E eu attribuia-me estas desgraças da Sociedade chineza! No meu espirito doente Ti-Chin-Fú tomára então o valor desproporcionado d’um Cesar, um Moysés, um d’esses sêres providenciaes que são a força d’uma raça. Eu matára-o; e com elle desapparecera a vitalidade da sua patria! O seu vasto cerebro poderia talvez ter salvado, a rasgos geniaes, aquella velha monarchia asiatica — e eu immobilisára-lhe a acção creadora! A sua fortuna concorreria a refazer a grandeza do Erario — e eu estava-a dissipando a offerecer pecegos em janeiro ás messalinas do Helder!... — Amigos, conheci o remorso colossal de ter arruinado um imperio!

Para esquecer este tormento complicado, entreguei-me á orgia. Instalei-me n’um palacete da Avenida dos Campos-Elyseos — e fui medonho. Dava festas á Trimalcião: e, nas horas mais asperas de furia libertina, quando das charangas, na estridencia brutal dos cobres, rompiam os can-cans; quando prostitutas, de seio desbragado, ganiam coplas canalhas; quando os meus convidados bohemios, atheus de cervejaria, injuriavam Deus, com a taça de champagne erguida — eu, tomado subitamente como Heliogabalo d’um furor de bestialidade, d’um odio contra o Pensante e o Consciente, atirava-me ao chão a quatro patas e zurrava formidavelmente de burro...

Depois quiz ir mais baixo, ao deboche da plebe, ás torpezas alcoolicas do Assomoir: e quantas vezes, vestido de blusa, com o casquete para a nuca, de braço dado com Mes-Bottes ou Bibi-la-Gaillarde, num tropel avinhado, fui cambaleando pelos boulevards exteriores, a uivar, entre arrôtos:


Allons, enfants de la patrie-e-e!...
Le jour de gloire est arrivé...


Foi uma manhã, depois d’um d’estes excessos, á hora em que nas trevas da alma do debochado se ergue uma vaga aurora espiritual — que me nasceu, de repente, a idéa de partir para a China! E, como soldados em acampamento adormecido, que ao som do clarim se erguem, e um a um se vão juntando e formando columna — outras idéas se foram reunindo no meu espirito, alinhando-se, completando um plano formidavel... Partiria para Pekin; descobriria a familia de Ti-Chin-Fú; esposando uma das senhoras, legitimaria a posse dos meus milhões; daria áquella casa letrada a antiga prosperidade; celebraria funeraes pomposos ao Mandarim, para lhe acalmar o espirito irritado; iria pelas provincias miseraveis fazendo colossaes distribuições d’arroz; e, obtendo do Imperador o botão de crystal de Mandarim, accesso facil a um bacharel, substituir-me-hia á personalidade desapparecida de Ti-Chin-Fú — e poderia assim restituir legalmente á sua patria, se não a auctoridade do seu saber, ao menos a força do seu oiro.

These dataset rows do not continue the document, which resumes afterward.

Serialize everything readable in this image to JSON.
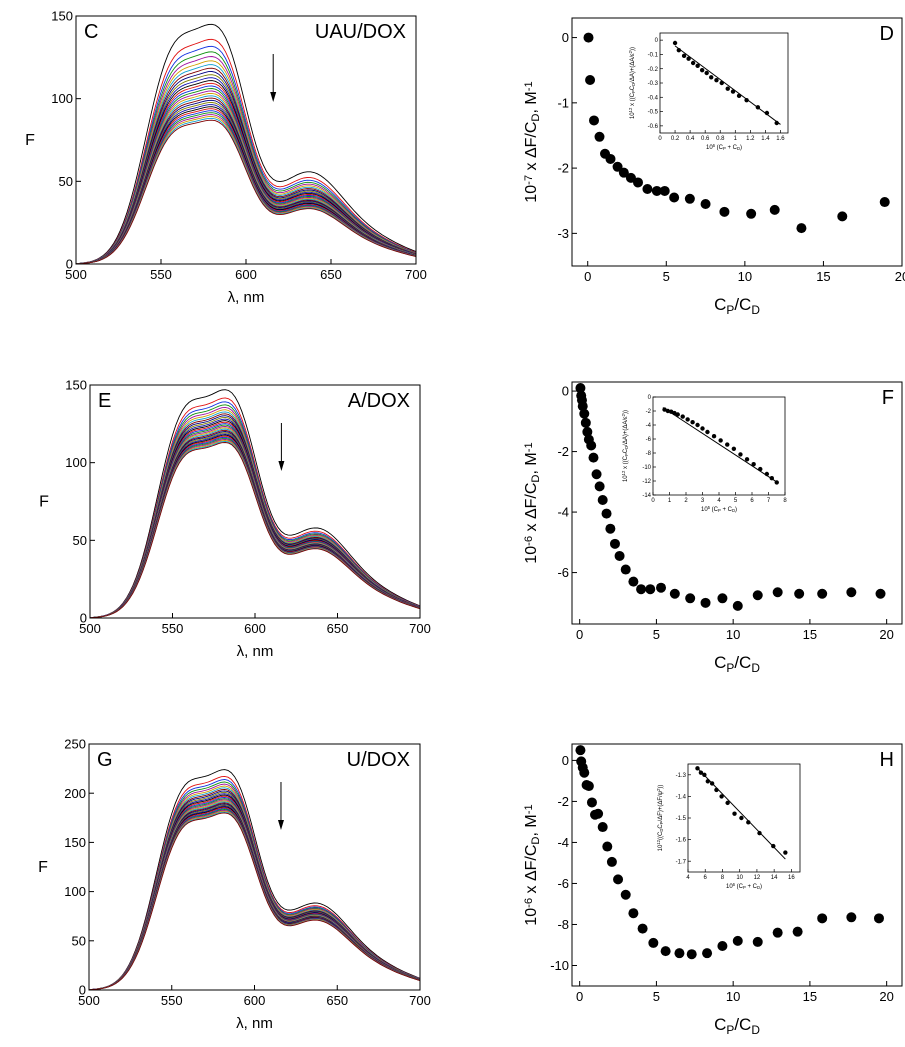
{
  "chart_data": [
    {
      "type": "line",
      "panel": "C",
      "label": "UAU/DOX",
      "xlabel": "λ, nm",
      "ylabel": "F",
      "xlim": [
        500,
        700
      ],
      "ylim": [
        0,
        150
      ],
      "xticks": [
        500,
        550,
        600,
        650,
        700
      ],
      "yticks": [
        0,
        50,
        100,
        150
      ],
      "grid": false,
      "arrow": "down",
      "series_count": 30,
      "peak_first": 145,
      "peak_last": 87,
      "peak_wavelengths": [
        556,
        587
      ],
      "colors": [
        "#000000",
        "#e01010",
        "#1030e0",
        "#109010",
        "#a010a0",
        "#d0a000",
        "#10a0d0",
        "#800000",
        "#000080",
        "#808000",
        "#1010b0"
      ]
    },
    {
      "type": "scatter",
      "panel": "D",
      "xlabel": "CP/CD",
      "ylabel": "10-7 x ΔF/CD, M-1",
      "xlim": [
        -1,
        20
      ],
      "ylim": [
        -3.5,
        0.3
      ],
      "xticks": [
        0,
        5,
        10,
        15,
        20
      ],
      "yticks": [
        0,
        -1,
        -2,
        -3
      ],
      "x": [
        0.05,
        0.15,
        0.4,
        0.75,
        1.1,
        1.45,
        1.9,
        2.3,
        2.75,
        3.2,
        3.8,
        4.4,
        4.9,
        5.5,
        6.5,
        7.5,
        8.7,
        10.4,
        11.9,
        13.6,
        16.2,
        18.9
      ],
      "y": [
        0.0,
        -0.65,
        -1.27,
        -1.52,
        -1.78,
        -1.86,
        -1.98,
        -2.07,
        -2.15,
        -2.22,
        -2.32,
        -2.35,
        -2.35,
        -2.45,
        -2.47,
        -2.55,
        -2.67,
        -2.7,
        -2.64,
        -2.92,
        -2.74,
        -2.52
      ],
      "inset": {
        "xlabel": "10⁶ (CP + CD)",
        "ylabel": "10¹² x ((CP CD)/ΔA)+(ΔA/ε²)",
        "xlim": [
          0,
          1.7
        ],
        "ylim": [
          -0.65,
          0.05
        ],
        "xticks": [
          0.0,
          0.2,
          0.4,
          0.6,
          0.8,
          1.0,
          1.2,
          1.4,
          1.6
        ],
        "yticks": [
          0.0,
          -0.1,
          -0.2,
          -0.3,
          -0.4,
          -0.5,
          -0.6
        ],
        "x": [
          0.2,
          0.25,
          0.32,
          0.38,
          0.44,
          0.5,
          0.56,
          0.62,
          0.68,
          0.75,
          0.82,
          0.9,
          0.97,
          1.05,
          1.15,
          1.3,
          1.42,
          1.55
        ],
        "y": [
          -0.02,
          -0.07,
          -0.11,
          -0.13,
          -0.16,
          -0.18,
          -0.21,
          -0.23,
          -0.26,
          -0.28,
          -0.3,
          -0.34,
          -0.36,
          -0.39,
          -0.42,
          -0.47,
          -0.51,
          -0.58
        ],
        "fit": [
          [
            0.2,
            -0.04
          ],
          [
            1.6,
            -0.59
          ]
        ]
      }
    },
    {
      "type": "line",
      "panel": "E",
      "label": "A/DOX",
      "xlabel": "λ, nm",
      "ylabel": "F",
      "xlim": [
        500,
        700
      ],
      "ylim": [
        0,
        150
      ],
      "xticks": [
        500,
        550,
        600,
        650,
        700
      ],
      "yticks": [
        0,
        50,
        100,
        150
      ],
      "grid": false,
      "arrow": "down",
      "series_count": 30,
      "peak_first": 147,
      "peak_last": 113,
      "peak_wavelengths": [
        556,
        588
      ],
      "colors": [
        "#000000",
        "#e01010",
        "#1030e0",
        "#109010",
        "#a010a0",
        "#d0a000",
        "#10a0d0",
        "#800000",
        "#000080",
        "#808000",
        "#1010b0"
      ]
    },
    {
      "type": "scatter",
      "panel": "F",
      "xlabel": "CP/CD",
      "ylabel": "10-6 x ΔF/CD, M-1",
      "xlim": [
        -0.5,
        21
      ],
      "ylim": [
        -7.7,
        0.3
      ],
      "xticks": [
        0,
        5,
        10,
        15,
        20
      ],
      "yticks": [
        0,
        -2,
        -4,
        -6
      ],
      "x": [
        0.05,
        0.1,
        0.15,
        0.2,
        0.3,
        0.4,
        0.5,
        0.6,
        0.75,
        0.9,
        1.1,
        1.3,
        1.5,
        1.75,
        2.0,
        2.3,
        2.6,
        3.0,
        3.5,
        4.0,
        4.6,
        5.3,
        6.2,
        7.2,
        8.2,
        9.3,
        10.3,
        11.6,
        12.9,
        14.3,
        15.8,
        17.7,
        19.6
      ],
      "y": [
        0.1,
        -0.15,
        -0.3,
        -0.5,
        -0.75,
        -1.05,
        -1.35,
        -1.6,
        -1.8,
        -2.2,
        -2.75,
        -3.15,
        -3.6,
        -4.05,
        -4.55,
        -5.05,
        -5.45,
        -5.9,
        -6.3,
        -6.55,
        -6.55,
        -6.5,
        -6.7,
        -6.85,
        -7.0,
        -6.85,
        -7.1,
        -6.75,
        -6.65,
        -6.7,
        -6.7,
        -6.65,
        -6.7
      ],
      "inset": {
        "xlabel": "10⁵ (CP + CD)",
        "ylabel": "10¹² x ((CP CD)/ΔA)+(ΔA/ε²)",
        "xlim": [
          0,
          8
        ],
        "ylim": [
          -14,
          0
        ],
        "xticks": [
          0,
          1,
          2,
          3,
          4,
          5,
          6,
          7,
          8
        ],
        "yticks": [
          0,
          -2,
          -4,
          -6,
          -8,
          -10,
          -12,
          -14
        ],
        "x": [
          0.7,
          0.9,
          1.1,
          1.3,
          1.5,
          1.8,
          2.1,
          2.4,
          2.7,
          3.0,
          3.3,
          3.7,
          4.1,
          4.5,
          4.9,
          5.3,
          5.7,
          6.1,
          6.5,
          6.9,
          7.2,
          7.5
        ],
        "y": [
          -1.8,
          -2.0,
          -2.1,
          -2.3,
          -2.5,
          -2.8,
          -3.2,
          -3.6,
          -4.0,
          -4.5,
          -5.0,
          -5.6,
          -6.2,
          -6.8,
          -7.4,
          -8.2,
          -8.9,
          -9.6,
          -10.3,
          -11.0,
          -11.6,
          -12.2
        ],
        "fit": [
          [
            0.6,
            -1.5
          ],
          [
            7.6,
            -12.3
          ]
        ]
      }
    },
    {
      "type": "line",
      "panel": "G",
      "label": "U/DOX",
      "xlabel": "λ, nm",
      "ylabel": "F",
      "xlim": [
        500,
        700
      ],
      "ylim": [
        0,
        250
      ],
      "xticks": [
        500,
        550,
        600,
        650,
        700
      ],
      "yticks": [
        0,
        50,
        100,
        150,
        200,
        250
      ],
      "grid": false,
      "arrow": "down",
      "series_count": 30,
      "peak_first": 224,
      "peak_last": 180,
      "peak_wavelengths": [
        556,
        588
      ],
      "colors": [
        "#000000",
        "#e01010",
        "#1030e0",
        "#109010",
        "#a010a0",
        "#d0a000",
        "#10a0d0",
        "#800000",
        "#000080",
        "#808000",
        "#1010b0"
      ]
    },
    {
      "type": "scatter",
      "panel": "H",
      "xlabel": "CP/CD",
      "ylabel": "10-6 x ΔF/CD, M-1",
      "xlim": [
        -0.5,
        21
      ],
      "ylim": [
        -11,
        0.8
      ],
      "xticks": [
        0,
        5,
        10,
        15,
        20
      ],
      "yticks": [
        0,
        -2,
        -4,
        -6,
        -8,
        -10
      ],
      "x": [
        0.05,
        0.1,
        0.2,
        0.3,
        0.45,
        0.6,
        0.8,
        1.0,
        1.2,
        1.5,
        1.8,
        2.1,
        2.5,
        3.0,
        3.5,
        4.1,
        4.8,
        5.6,
        6.5,
        7.3,
        8.3,
        9.3,
        10.3,
        11.6,
        12.9,
        14.2,
        15.8,
        17.7,
        19.5
      ],
      "y": [
        0.5,
        -0.05,
        -0.35,
        -0.6,
        -1.2,
        -1.25,
        -2.05,
        -2.65,
        -2.6,
        -3.25,
        -4.2,
        -4.95,
        -5.8,
        -6.55,
        -7.45,
        -8.2,
        -8.9,
        -9.3,
        -9.4,
        -9.45,
        -9.4,
        -9.05,
        -8.8,
        -8.85,
        -8.4,
        -8.35,
        -7.7,
        -7.65,
        -7.7
      ],
      "inset": {
        "xlabel": "10⁶ (CP + CD)",
        "ylabel": "10¹²((CD CP/ΔF)+(ΔF/ψ²))",
        "xlim": [
          4,
          17
        ],
        "ylim": [
          -1.75,
          -1.25
        ],
        "xticks": [
          4,
          6,
          8,
          10,
          12,
          14,
          16
        ],
        "yticks": [
          -1.3,
          -1.4,
          -1.5,
          -1.6,
          -1.7
        ],
        "x": [
          5.1,
          5.5,
          5.9,
          6.3,
          6.8,
          7.3,
          7.9,
          8.6,
          9.4,
          10.2,
          11.0,
          12.3,
          13.9,
          15.3
        ],
        "y": [
          -1.27,
          -1.29,
          -1.3,
          -1.33,
          -1.34,
          -1.37,
          -1.4,
          -1.43,
          -1.48,
          -1.5,
          -1.52,
          -1.57,
          -1.63,
          -1.66
        ],
        "fit": [
          [
            5.0,
            -1.265
          ],
          [
            15.3,
            -1.69
          ]
        ]
      }
    }
  ]
}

Tudo isto, por vezes, me apparecia como um programma indefinido, nevoento, pueril e idealista. Mas já o desejo d’esta aventura original e epica me envolvera; e eu ia, arrebatado por elle, como uma folha sêcca n’uma rajada.

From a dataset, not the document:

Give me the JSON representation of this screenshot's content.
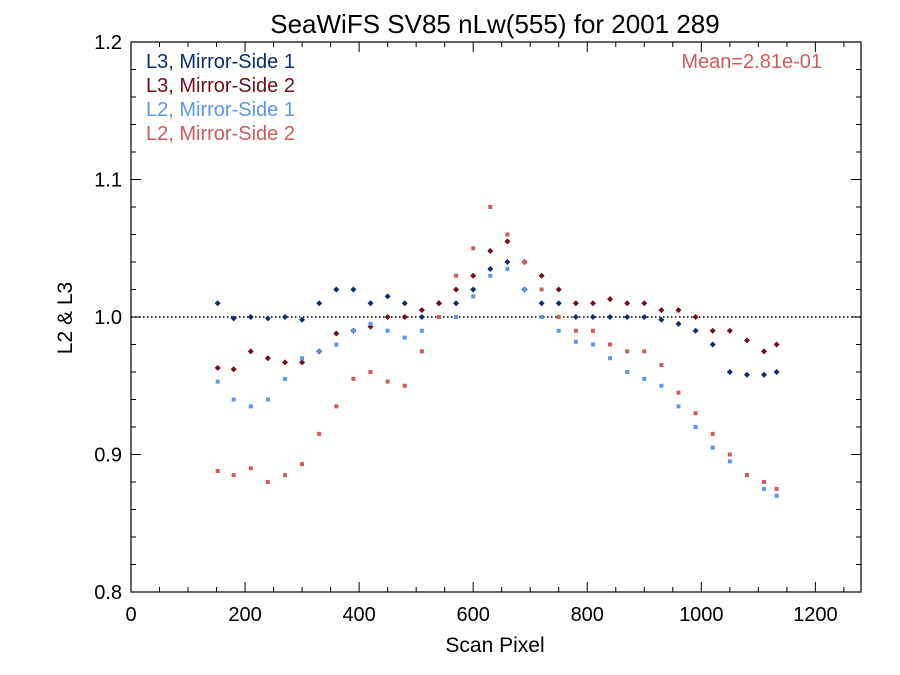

Anhelei, suspirei por pisar a terra da China! — Depois d’altos preparativos, apressados a punhados d’oiro, uma noite parti emfim para Marselha. Tinha alugado todo um paquete, o Ceylão. E na manhã seguinte, por um mar azul-ferrete, sob o vôo branco das gaivotas, quando os primeiros raios do sol ruborisavam as torres de Nossa Senhora da Guarda, sobre o seu rochedo escuro — puz a prôa ao Oriente.